Mi comunidad tenía un presbítero caminando con nosotros, pero debido a sus otras obligaciones pastorales no siempre podía venir a celebrar la Eucaristía. Uno de los que solía venir en su lugar por aquel entonces era Juan Carlos Fortón, mercedario, por mediación del responsable que era a su vez miembro la la ONG Obra Mercedaria que realiza tareas de evangelización de los presos en la cárcel.
Al poco tiempo de venir se me acercó y me dijo
-Oye José Luis, a ti que se te da bien eso de cantar y tocar la guitarra, ¿No te vendrías conmigo a la cárcel y me echarías una mano con el coro de los presos?
La idea era muy atractiva, así que dije que sí. Tras los trámites pertinentes para poder entrar llegó mi primer día. Se trataba de acompañarle e ir con él a ensayar las canciones que los presos cantarían el domingo durante la misa.
Las primeras veces que entras en la cárcel lo haces con miedo. Vas a entrar en un recinto cerrado en el que estarás junto a un grupo de personas condenadas por vete tú a saber que crímenes. Conforme recorres los corredores las verjas metálicas van abriéndose y cerrándose tras de ti con un fuerte ruido.
El primer día llegamos a la sala donde ensayaba el coro y me fijé bien en el aspecto de los presos que lo formaban, cerca de 20. La mitad de ellos eran “carne de cañón”, de grupos marginales, con sus tatuajes y el físico marcado por los excesos y la mala vida. Pero la otra mitad era de gente de aspecto absolutamente normal, me imaginaba a alguna de las chicas de cajera en el supermercado o a alguno de los presos con traje y corbata de interventor en una caja de ahorros y ninguno de ellos me hubiera llamada la atención. Aquella ocasión me limité a seguir las indicaciones de Juan Carlos y canté y toqué la guitarra como un miembro del coro más.
Pero cuando pasé más miedo fue antes de la segunda ocasión. Esa semana me llamó el padre por teléfono
-José Luis, el próximo ensayo no voy a poder ir, encárgate tú de dirigir el coro.
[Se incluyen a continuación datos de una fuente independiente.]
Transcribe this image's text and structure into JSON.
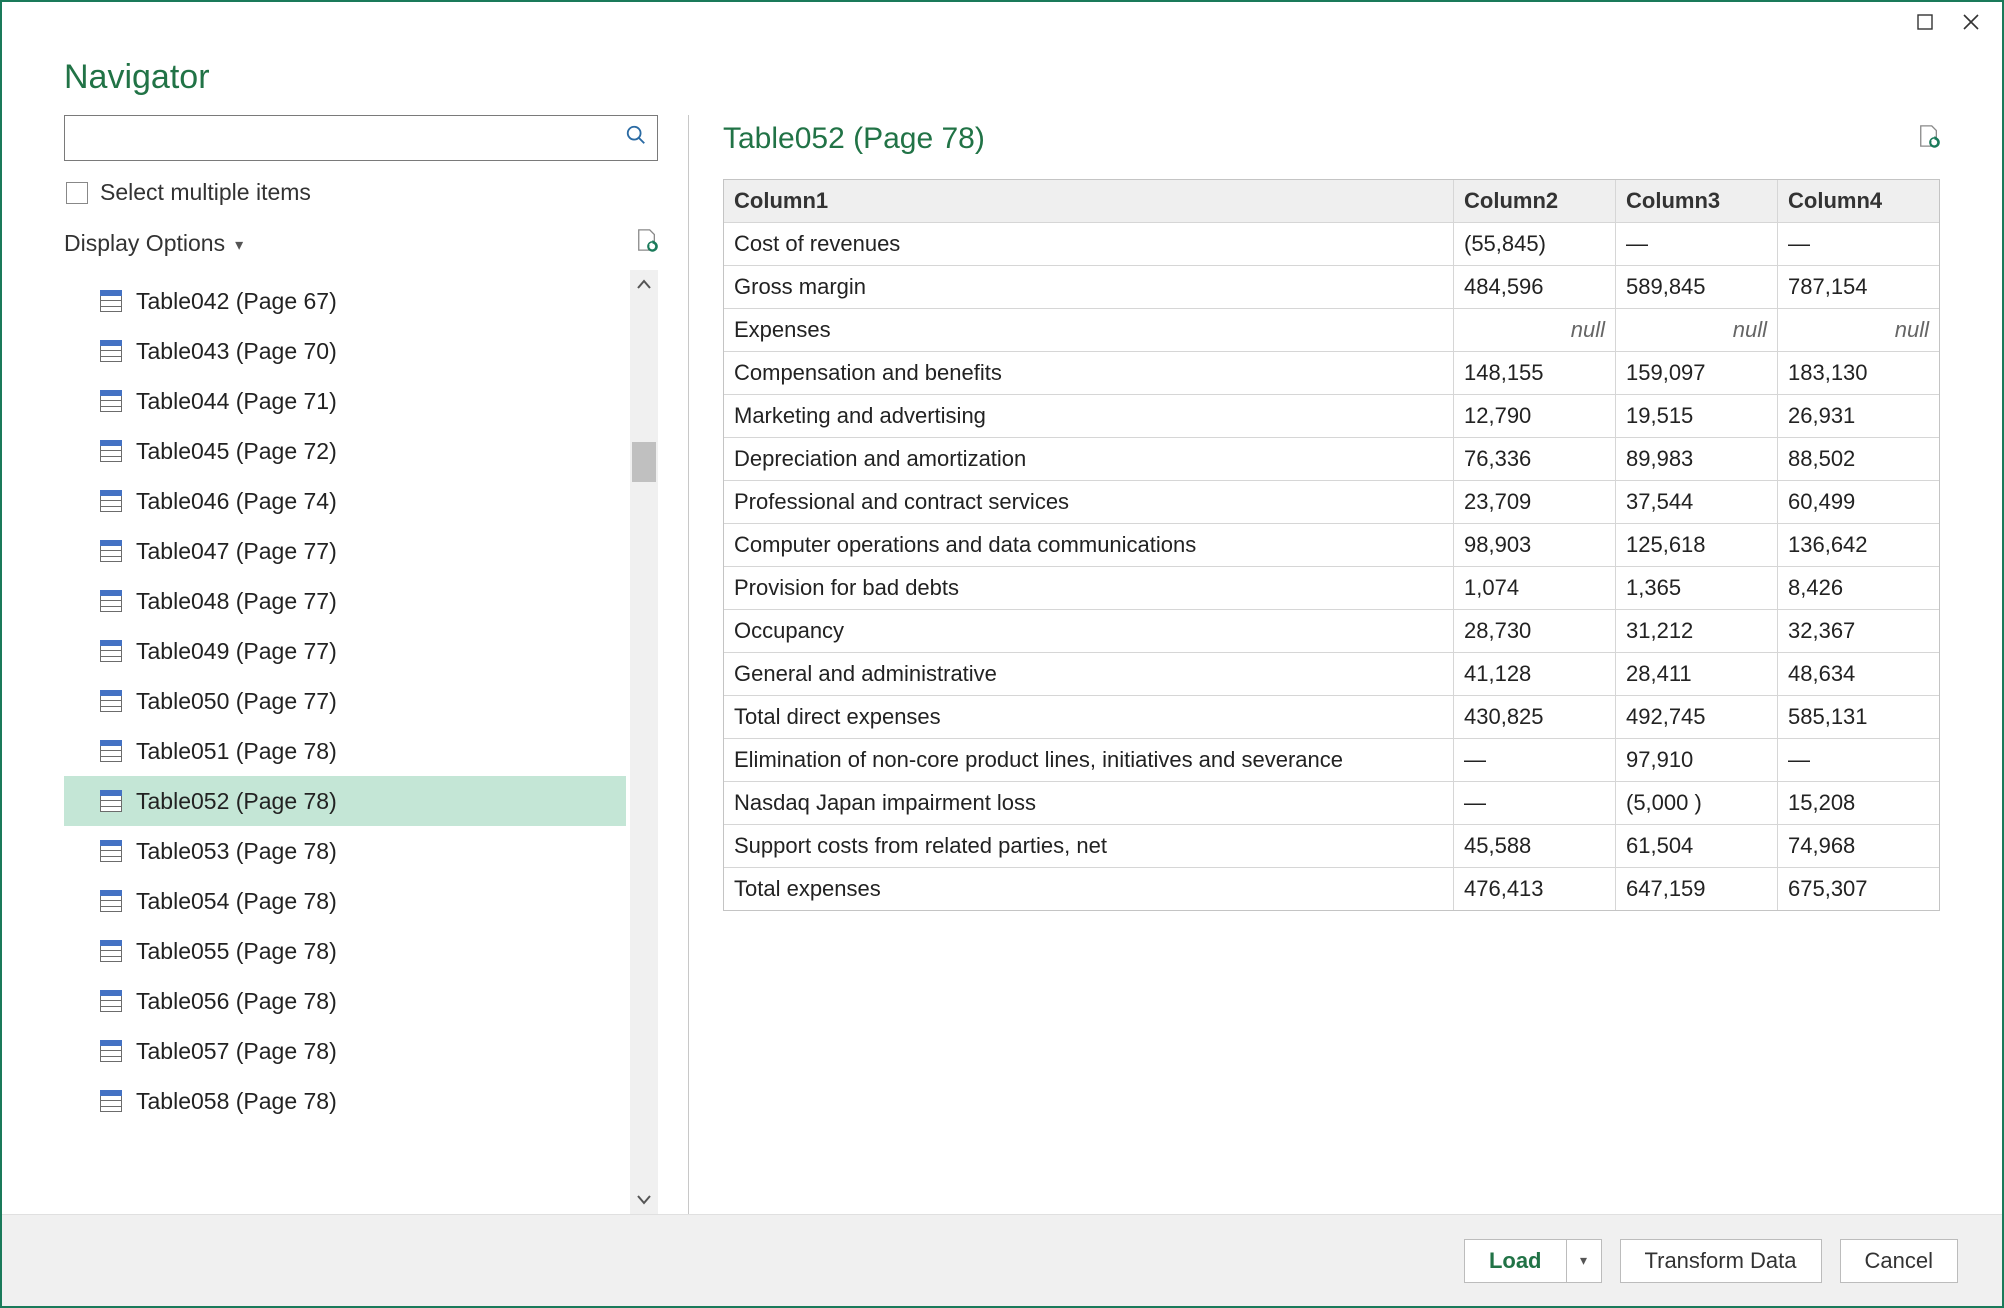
{
  "dialog": {
    "title": "Navigator"
  },
  "left": {
    "select_multiple_label": "Select multiple items",
    "display_options_label": "Display Options",
    "search_placeholder": "",
    "selected_index": 10,
    "items": [
      {
        "label": "Table042 (Page 67)"
      },
      {
        "label": "Table043 (Page 70)"
      },
      {
        "label": "Table044 (Page 71)"
      },
      {
        "label": "Table045 (Page 72)"
      },
      {
        "label": "Table046 (Page 74)"
      },
      {
        "label": "Table047 (Page 77)"
      },
      {
        "label": "Table048 (Page 77)"
      },
      {
        "label": "Table049 (Page 77)"
      },
      {
        "label": "Table050 (Page 77)"
      },
      {
        "label": "Table051 (Page 78)"
      },
      {
        "label": "Table052 (Page 78)"
      },
      {
        "label": "Table053 (Page 78)"
      },
      {
        "label": "Table054 (Page 78)"
      },
      {
        "label": "Table055 (Page 78)"
      },
      {
        "label": "Table056 (Page 78)"
      },
      {
        "label": "Table057 (Page 78)"
      },
      {
        "label": "Table058 (Page 78)"
      }
    ]
  },
  "preview": {
    "title": "Table052 (Page 78)",
    "columns": [
      "Column1",
      "Column2",
      "Column3",
      "Column4"
    ],
    "rows": [
      [
        "Cost of revenues",
        "(55,845)",
        "—",
        "—"
      ],
      [
        "Gross margin",
        "484,596",
        "589,845",
        "787,154"
      ],
      [
        "Expenses",
        null,
        null,
        null
      ],
      [
        "Compensation and benefits",
        "148,155",
        "159,097",
        "183,130"
      ],
      [
        "Marketing and advertising",
        "12,790",
        "19,515",
        "26,931"
      ],
      [
        "Depreciation and amortization",
        "76,336",
        "89,983",
        "88,502"
      ],
      [
        "Professional and contract services",
        "23,709",
        "37,544",
        "60,499"
      ],
      [
        "Computer operations and data communications",
        "98,903",
        "125,618",
        "136,642"
      ],
      [
        "Provision for bad debts",
        "1,074",
        "1,365",
        "8,426"
      ],
      [
        "Occupancy",
        "28,730",
        "31,212",
        "32,367"
      ],
      [
        "General and administrative",
        "41,128",
        "28,411",
        "48,634"
      ],
      [
        "Total direct expenses",
        "430,825",
        "492,745",
        "585,131"
      ],
      [
        "Elimination of non-core product lines, initiatives and severance",
        "—",
        "97,910",
        "—"
      ],
      [
        "Nasdaq Japan impairment loss",
        "—",
        "(5,000 )",
        "15,208"
      ],
      [
        "Support costs from related parties, net",
        "45,588",
        "61,504",
        "74,968"
      ],
      [
        "Total expenses",
        "476,413",
        "647,159",
        "675,307"
      ]
    ]
  },
  "footer": {
    "load_label": "Load",
    "transform_label": "Transform Data",
    "cancel_label": "Cancel"
  }
}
Me imaginé de todo, seguro que al cura lo respetaban pero ¿y a mí? Mi segunda vez y ya entraba solo y me tenía que ver en una sala sin vigilante alguno con una veintena de presos. Naturalmente se me pasaron por la cabeza miles de cosas, pero me eché los miedos a la mochila y allí me fui con la esperanza de que acabase lo más pronto posible.
¡Qué equivocado estaba¡ Aquél ensayo fue uno de los momentos más divertidos y entrañables de toda mi vida, cantamos, reímos, los presos siguieron mis indicaciones con un interés y una atención que ya quisiera muchas veces en mis hijos o en mis alumnos…
Para empezar se me ocurrió hacer ejercicios de vocalización como los que se hacen en las corales, fue un descubrimiento para ellos. Repasamos las canciones una a una y trataban de hacerlo como si les fuera la vida en ello… hasta bailé un vals con una de las presas. Bueno, lo explicaré. Varios de los miembros del coro eran gitanos y tenían una tendencia natural a interpretar cualquier canción a ritmo de rumba. Al llegar a la conocida “Pescador de hombres” de Cesáreo Gabaráin (Tú, has venido a la orilla…) también lo hicieron así. Les expliqué que ese canto en realidad tenía un ritmo de vals (gesticulando el un-dos-tres, un-dos-tres…) y cuando lo teníamos medio claro, para reforzar el ritmo, cogí a una de las presas y me marqué con ella unos cuantos pasos de baile para que se le reforzase la idea. Todos celebraron la ocurrencia.
Fueron muchos más los días, tanto de coro como de catequesis, y pude observar que pocos entienden mejor el consuelo y la misericordia de Dios que aquellos que, como los presos de la cárcel, han tenido una experiencia fuerte de sufrimiento.
PD: Ya hace tiempo que dejé mi colaboración con la Obra Mercedaria y le perdí la pista al padre Juan Carlos, pero creo que está ahora en El Salvador.